Ten kilometers from Kargil—an Indian border district that was once an outpost of the historic Silk Route—exists a tiny village that remained inaccessible to the general public until 2011. Houses made of stone and wood, first built over 100 years ago to protect its inhabitants from sub-zero temperatures, line the side of a mountain. An old sign reads “Beware of Landmines.” This is the village of Hundarman (sometimes alternatively spelled Hundurman).
Following the Indo-Pakistani War of 1971, Hundarman changed hands overnight. As the borders began to shift, residents ran for cover and several families were separated from their loved ones.
In 2017, this remote village embarked on an unlikely enterprise: to assemble a “Museum of Memories” in an attempt to safeguard their past and leave a legacy behind for future generations. At the forefront of this movement is Ilyas Ansari, a resident of the village and owner of the museum. Ansari is part of a group fighting to preserve Hundarman’s place in the history of the subcontinent.
Built on the remains of Ilyas’s ancestral house in what is now called Hundarman Broq, or the “old village,” the museum is lined with personal objects that belonged to those who remained on the other side of the border, as well as remnants of the war itself—letters from family members who haven’t seen each other in decades, old passports, photographs, medicines and perfumes found in old trunks, plus shrapnel, cracked army helmets, and old landmines. The gallery, entry to which is secured by a fascinating old wooden lock that only residents know how to use, is a short walk from Ilyas’s house, the source of many of the museum’s displays.

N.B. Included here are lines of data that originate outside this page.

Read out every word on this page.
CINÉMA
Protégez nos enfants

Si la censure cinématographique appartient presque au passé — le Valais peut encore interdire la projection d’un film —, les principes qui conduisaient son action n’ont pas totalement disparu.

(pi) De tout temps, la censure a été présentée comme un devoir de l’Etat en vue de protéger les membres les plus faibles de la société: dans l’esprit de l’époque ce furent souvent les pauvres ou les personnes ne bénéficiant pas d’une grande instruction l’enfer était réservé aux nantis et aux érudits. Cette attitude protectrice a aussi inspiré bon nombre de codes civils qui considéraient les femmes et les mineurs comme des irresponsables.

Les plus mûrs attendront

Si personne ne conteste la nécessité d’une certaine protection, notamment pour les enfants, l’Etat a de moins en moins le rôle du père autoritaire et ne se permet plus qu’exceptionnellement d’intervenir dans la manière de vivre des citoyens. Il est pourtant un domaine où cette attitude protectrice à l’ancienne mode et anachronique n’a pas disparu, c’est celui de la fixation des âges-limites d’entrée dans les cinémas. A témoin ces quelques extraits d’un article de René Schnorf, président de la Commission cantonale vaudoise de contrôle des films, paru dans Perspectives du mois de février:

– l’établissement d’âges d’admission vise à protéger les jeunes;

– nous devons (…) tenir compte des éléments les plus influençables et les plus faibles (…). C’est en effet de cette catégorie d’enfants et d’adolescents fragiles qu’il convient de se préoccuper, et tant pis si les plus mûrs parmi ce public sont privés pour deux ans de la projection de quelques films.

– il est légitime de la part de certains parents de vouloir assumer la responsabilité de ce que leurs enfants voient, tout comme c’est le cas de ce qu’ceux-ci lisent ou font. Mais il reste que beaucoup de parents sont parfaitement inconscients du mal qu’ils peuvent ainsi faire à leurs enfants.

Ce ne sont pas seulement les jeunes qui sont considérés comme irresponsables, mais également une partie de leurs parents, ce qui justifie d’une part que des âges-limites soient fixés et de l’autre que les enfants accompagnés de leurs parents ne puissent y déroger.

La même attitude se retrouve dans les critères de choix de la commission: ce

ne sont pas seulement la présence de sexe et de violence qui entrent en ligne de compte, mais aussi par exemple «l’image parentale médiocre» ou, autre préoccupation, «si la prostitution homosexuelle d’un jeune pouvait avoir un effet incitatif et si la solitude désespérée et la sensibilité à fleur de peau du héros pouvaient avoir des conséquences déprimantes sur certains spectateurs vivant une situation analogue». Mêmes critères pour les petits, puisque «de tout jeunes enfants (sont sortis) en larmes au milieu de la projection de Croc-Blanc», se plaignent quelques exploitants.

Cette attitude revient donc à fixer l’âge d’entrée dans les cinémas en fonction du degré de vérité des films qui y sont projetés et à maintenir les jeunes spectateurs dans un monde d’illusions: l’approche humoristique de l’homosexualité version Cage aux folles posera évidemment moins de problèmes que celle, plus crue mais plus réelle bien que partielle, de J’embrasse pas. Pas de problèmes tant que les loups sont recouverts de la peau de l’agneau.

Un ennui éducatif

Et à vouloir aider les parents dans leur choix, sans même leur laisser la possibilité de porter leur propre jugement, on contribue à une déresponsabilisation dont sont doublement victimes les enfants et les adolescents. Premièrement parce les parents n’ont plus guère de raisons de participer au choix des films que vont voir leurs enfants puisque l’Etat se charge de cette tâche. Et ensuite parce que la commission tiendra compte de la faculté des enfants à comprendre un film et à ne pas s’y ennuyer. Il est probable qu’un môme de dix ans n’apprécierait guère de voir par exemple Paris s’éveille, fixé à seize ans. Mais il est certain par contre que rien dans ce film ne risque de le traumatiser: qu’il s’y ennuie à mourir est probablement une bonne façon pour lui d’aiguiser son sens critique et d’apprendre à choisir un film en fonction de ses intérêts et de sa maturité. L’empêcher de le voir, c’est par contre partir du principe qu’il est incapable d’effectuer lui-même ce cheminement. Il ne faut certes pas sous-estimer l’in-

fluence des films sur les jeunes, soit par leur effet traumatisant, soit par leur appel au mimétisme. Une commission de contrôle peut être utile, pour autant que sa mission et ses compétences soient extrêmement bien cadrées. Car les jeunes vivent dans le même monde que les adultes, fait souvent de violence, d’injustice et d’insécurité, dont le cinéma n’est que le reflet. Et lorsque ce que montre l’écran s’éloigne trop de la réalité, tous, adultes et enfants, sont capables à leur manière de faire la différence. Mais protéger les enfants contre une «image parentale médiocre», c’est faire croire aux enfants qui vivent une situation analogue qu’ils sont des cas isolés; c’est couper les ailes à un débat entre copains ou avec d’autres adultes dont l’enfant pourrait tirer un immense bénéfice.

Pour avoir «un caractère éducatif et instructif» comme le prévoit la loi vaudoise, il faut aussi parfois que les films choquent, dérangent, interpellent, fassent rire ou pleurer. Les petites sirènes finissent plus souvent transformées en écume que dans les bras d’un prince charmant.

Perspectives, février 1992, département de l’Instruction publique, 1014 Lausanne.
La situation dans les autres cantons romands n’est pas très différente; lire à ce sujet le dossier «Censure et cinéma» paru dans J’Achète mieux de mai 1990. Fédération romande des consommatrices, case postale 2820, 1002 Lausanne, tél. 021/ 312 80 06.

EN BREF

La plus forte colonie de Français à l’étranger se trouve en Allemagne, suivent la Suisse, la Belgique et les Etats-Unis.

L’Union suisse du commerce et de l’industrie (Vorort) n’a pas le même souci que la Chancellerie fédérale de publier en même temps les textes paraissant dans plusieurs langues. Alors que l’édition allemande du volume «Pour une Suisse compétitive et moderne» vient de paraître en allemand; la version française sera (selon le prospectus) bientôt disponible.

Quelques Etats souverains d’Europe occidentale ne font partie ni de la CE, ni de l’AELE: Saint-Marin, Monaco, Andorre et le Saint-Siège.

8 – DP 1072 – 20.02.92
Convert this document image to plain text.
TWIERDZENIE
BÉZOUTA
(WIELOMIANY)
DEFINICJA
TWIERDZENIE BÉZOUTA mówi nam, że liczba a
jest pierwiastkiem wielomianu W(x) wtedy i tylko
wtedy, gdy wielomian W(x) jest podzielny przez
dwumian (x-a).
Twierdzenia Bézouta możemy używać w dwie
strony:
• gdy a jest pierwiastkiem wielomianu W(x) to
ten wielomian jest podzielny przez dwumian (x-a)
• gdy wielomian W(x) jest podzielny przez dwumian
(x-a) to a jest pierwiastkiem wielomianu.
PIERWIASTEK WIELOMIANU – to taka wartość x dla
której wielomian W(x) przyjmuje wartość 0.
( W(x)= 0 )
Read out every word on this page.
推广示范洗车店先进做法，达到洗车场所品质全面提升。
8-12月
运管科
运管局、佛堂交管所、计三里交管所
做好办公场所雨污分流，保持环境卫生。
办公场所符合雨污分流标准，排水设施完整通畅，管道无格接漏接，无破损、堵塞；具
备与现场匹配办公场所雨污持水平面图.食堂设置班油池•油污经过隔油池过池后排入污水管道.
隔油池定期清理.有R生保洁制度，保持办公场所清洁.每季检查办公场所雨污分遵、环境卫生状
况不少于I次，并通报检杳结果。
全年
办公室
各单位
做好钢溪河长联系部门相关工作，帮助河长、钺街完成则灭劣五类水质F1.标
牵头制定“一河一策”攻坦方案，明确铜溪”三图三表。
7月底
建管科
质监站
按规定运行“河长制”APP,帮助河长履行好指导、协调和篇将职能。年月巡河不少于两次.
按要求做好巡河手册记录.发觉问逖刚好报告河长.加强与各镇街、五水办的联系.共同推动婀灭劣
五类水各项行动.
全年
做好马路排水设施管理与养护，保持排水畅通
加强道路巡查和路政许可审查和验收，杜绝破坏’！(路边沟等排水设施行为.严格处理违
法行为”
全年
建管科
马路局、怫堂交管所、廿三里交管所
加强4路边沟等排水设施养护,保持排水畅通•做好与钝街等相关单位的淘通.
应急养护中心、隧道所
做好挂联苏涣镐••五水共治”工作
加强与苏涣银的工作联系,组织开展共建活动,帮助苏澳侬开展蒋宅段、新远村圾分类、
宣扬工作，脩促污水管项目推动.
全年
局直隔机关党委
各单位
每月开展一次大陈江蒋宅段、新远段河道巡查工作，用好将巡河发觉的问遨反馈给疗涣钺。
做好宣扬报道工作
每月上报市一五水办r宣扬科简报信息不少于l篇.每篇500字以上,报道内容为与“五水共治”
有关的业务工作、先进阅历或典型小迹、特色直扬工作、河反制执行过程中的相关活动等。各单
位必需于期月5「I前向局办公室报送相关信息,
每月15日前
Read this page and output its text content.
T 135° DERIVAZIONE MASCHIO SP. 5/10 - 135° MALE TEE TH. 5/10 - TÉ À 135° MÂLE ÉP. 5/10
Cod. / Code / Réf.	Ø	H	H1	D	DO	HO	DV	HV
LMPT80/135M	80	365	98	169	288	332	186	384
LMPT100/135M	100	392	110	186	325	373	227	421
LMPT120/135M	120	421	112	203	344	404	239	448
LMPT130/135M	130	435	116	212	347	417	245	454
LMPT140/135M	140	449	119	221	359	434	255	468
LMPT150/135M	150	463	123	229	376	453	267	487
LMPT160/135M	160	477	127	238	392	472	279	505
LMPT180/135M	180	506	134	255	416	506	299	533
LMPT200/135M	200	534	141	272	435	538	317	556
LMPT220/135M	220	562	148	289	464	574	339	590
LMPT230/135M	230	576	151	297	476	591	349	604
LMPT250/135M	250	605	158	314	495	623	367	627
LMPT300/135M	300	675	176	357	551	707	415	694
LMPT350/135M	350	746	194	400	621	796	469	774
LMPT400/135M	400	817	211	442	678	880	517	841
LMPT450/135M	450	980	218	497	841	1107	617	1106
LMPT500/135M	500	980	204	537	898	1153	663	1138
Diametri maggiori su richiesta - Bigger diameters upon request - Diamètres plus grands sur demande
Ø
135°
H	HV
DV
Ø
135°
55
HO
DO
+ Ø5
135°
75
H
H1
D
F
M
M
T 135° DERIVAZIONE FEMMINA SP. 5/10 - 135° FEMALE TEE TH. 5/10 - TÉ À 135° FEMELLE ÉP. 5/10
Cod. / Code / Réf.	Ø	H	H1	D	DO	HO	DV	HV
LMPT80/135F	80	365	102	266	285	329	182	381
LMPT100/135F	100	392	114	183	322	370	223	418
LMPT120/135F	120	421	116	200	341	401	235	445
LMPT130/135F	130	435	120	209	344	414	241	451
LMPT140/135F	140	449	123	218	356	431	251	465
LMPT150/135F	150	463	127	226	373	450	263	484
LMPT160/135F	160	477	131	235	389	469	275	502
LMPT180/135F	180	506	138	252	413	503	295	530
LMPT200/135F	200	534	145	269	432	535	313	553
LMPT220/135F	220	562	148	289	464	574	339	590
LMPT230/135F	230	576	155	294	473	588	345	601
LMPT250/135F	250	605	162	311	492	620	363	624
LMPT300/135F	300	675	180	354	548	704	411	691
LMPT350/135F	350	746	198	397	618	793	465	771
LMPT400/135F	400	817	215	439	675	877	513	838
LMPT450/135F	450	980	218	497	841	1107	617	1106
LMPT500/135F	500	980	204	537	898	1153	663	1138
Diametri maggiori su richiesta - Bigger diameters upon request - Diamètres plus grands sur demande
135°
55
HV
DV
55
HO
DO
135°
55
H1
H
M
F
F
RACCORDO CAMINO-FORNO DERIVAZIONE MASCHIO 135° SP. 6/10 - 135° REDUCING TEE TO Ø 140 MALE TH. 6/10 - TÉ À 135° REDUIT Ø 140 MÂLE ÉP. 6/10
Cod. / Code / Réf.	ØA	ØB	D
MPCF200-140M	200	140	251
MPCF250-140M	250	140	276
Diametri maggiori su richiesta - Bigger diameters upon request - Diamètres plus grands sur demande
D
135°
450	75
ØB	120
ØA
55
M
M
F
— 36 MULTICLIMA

While most families have moved to a settlement situated at a slightly higher altitude in search of better agricultural opportunities, the old Hundarman village has taken on greater importance since it opened to tourism for the first time since India’s partition in 1947. 2018 saw the museum raise a significant amount of money through ticket sales, which has helped revive the region’s economy and put the village on the map.
Know Before You Go
The museum is a 30-minute car ride from the nearest district, Kargil. Public transport in the region is negligible, but taxicabs are readily available in Kargil. The museum is open Monday–Saturday, and Ilyas is usually available to show visitors around personally. Most roads leading to the village are shut during the winter, so the best time to plan a visit is between May–August.